High prices are already hitting people’s pocketbooks. The addition of soaring borrowing costs caused by the sharp rise in interest rates could push a large number of households into bankruptcy, especially if the hot jobs market goes into reverse.
In a worst-case scenario, the Canadian banks could see a wave of panic selling in the property market as people dump investment properties to avoid losing their principal residences. As long as the value of the property remains above the amount owed, the banks are in good shape. However, if property prices plunge below the value of the mortgages the banks could take a hit.
For the moment, the central bank expects there to be a soft landing for the economy. The employment market remains healthy, while households and businesses are still sitting on savings built up during the pandemic. On the property side, demand remains strong for homes and condos, even at elevated borrowing costs. This is due to an ongoing lack of supply, high immigration, and soaring rental rates.
Bank of Nova Scotia has a solid capital position to help it ride out a downturn. The dividend should be safe and now provides a 6.25% yield.
Enbridge (TSX:ENB) trades for close to $53 at the time of writing compared to $59.50 at the 2022 peak last June. The dip gives income investors a chance to buy the energy infrastructure giant at an attractive level and pick up a solid 6.6% dividend yield.
Enbridge isn’t an energy producer. The company simply move oil, natural gas, natural gas liquids, or refined fuel along its network of pipelines and charges a fee for providing the service. It’s a bit like running a toll booth. As such, the movement in the commodity price has a limited direct impact on revenue. The main concern is throughput, but that doesn’t appear to be a problem with fuel demand now soaring after the pandemic downturn.
Enbridge has other businesses that also generate steady revenue streams. The company’s natural gas utilities deliver fuel to millions of homes and commercial customers. Enbridge is also expanding its oil and natural gas export capabilities and has a growing renewable energy division.
The current $17 billion capital program will help drive near-term revenue growth and Enbridge can always take advantage of its $108 billion market capitalization to make strategic acquisitions. The board raised the dividend in each of the past 28 years.

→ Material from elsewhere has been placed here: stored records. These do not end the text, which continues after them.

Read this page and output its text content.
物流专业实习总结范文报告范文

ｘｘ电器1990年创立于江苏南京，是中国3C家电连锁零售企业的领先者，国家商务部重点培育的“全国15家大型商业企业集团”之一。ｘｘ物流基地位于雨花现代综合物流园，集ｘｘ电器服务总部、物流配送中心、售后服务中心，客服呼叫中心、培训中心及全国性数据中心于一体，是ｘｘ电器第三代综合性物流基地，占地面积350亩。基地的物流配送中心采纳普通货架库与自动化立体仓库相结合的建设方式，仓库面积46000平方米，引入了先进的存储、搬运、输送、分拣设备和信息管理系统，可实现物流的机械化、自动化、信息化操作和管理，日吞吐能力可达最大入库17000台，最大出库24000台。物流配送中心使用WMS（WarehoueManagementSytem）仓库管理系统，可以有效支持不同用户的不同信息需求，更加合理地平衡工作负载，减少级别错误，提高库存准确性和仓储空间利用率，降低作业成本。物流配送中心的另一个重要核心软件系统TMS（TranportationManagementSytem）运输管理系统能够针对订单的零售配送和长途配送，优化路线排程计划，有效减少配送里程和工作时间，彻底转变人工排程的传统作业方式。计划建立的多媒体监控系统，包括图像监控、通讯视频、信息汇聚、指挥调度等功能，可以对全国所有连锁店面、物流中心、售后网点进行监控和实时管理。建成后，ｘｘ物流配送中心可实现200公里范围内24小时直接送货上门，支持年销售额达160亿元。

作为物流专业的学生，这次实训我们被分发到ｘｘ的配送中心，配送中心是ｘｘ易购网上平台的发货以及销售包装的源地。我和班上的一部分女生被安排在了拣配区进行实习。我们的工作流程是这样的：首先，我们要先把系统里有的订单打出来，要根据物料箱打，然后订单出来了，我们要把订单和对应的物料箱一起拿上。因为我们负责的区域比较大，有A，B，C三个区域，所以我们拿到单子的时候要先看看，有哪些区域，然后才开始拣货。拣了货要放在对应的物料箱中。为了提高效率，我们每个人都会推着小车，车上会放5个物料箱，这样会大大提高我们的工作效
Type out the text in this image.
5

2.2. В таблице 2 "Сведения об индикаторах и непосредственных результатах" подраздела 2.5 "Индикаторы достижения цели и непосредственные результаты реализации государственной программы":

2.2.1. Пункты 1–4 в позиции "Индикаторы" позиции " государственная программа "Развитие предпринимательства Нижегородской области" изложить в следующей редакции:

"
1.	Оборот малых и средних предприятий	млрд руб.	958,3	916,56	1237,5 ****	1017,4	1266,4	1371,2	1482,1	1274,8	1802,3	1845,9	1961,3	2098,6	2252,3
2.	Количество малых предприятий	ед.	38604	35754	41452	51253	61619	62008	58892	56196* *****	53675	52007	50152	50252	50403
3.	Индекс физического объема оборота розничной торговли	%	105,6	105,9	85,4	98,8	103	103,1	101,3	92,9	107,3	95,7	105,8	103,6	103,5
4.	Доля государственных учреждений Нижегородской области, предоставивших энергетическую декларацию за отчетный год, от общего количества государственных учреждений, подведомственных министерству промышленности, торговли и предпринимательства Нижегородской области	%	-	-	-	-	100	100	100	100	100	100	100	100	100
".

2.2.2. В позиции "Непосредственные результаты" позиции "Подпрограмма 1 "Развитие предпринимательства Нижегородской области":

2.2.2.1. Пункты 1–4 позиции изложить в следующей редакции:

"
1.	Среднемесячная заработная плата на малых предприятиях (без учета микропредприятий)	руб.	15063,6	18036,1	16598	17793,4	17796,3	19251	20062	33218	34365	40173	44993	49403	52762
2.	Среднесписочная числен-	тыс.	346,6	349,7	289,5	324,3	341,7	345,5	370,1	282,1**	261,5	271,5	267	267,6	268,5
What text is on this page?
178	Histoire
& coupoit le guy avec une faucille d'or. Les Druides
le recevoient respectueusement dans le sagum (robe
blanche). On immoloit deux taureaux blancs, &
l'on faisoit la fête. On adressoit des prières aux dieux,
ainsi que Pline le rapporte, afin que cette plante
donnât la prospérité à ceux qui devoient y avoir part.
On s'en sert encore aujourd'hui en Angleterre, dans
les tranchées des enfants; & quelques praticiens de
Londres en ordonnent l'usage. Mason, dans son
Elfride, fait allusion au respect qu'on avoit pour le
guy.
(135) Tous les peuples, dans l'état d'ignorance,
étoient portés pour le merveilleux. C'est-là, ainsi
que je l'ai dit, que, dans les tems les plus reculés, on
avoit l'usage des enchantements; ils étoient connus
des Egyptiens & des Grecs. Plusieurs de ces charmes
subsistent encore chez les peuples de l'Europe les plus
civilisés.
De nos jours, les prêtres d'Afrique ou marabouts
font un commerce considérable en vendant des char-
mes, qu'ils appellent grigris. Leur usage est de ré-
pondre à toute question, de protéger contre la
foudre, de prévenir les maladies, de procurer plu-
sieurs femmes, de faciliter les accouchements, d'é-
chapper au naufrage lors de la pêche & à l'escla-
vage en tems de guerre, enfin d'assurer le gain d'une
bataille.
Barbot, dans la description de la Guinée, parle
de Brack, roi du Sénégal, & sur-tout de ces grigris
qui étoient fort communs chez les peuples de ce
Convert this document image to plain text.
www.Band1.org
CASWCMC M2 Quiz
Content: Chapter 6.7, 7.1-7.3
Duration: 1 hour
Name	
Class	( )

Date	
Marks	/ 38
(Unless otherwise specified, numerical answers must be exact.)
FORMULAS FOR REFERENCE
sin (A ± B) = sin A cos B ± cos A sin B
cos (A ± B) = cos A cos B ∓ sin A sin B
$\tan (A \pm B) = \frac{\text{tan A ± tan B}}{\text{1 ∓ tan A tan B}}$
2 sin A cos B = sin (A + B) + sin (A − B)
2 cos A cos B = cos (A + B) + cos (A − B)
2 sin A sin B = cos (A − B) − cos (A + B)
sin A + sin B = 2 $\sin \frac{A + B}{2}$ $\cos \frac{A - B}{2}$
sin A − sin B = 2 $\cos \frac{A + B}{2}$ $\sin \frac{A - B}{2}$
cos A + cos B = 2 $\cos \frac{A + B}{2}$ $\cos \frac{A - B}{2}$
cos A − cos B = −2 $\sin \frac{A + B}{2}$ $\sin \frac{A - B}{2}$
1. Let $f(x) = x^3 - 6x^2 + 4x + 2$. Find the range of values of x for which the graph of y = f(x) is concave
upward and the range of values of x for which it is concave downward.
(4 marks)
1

The bottom line on top TSX dividend stocks to buy for passive income
Ongoing volatility is expected, and the share prices of these stocks could certainly slide to new 12-month lows in the coming months. That being said, Bank of Nova Scotia and Enbridge look attractive at current levels and pay reliable dividends with high yields. If you have some cash to put to work in a portfolio focused on passive income, these stocks deserve to be on your radar.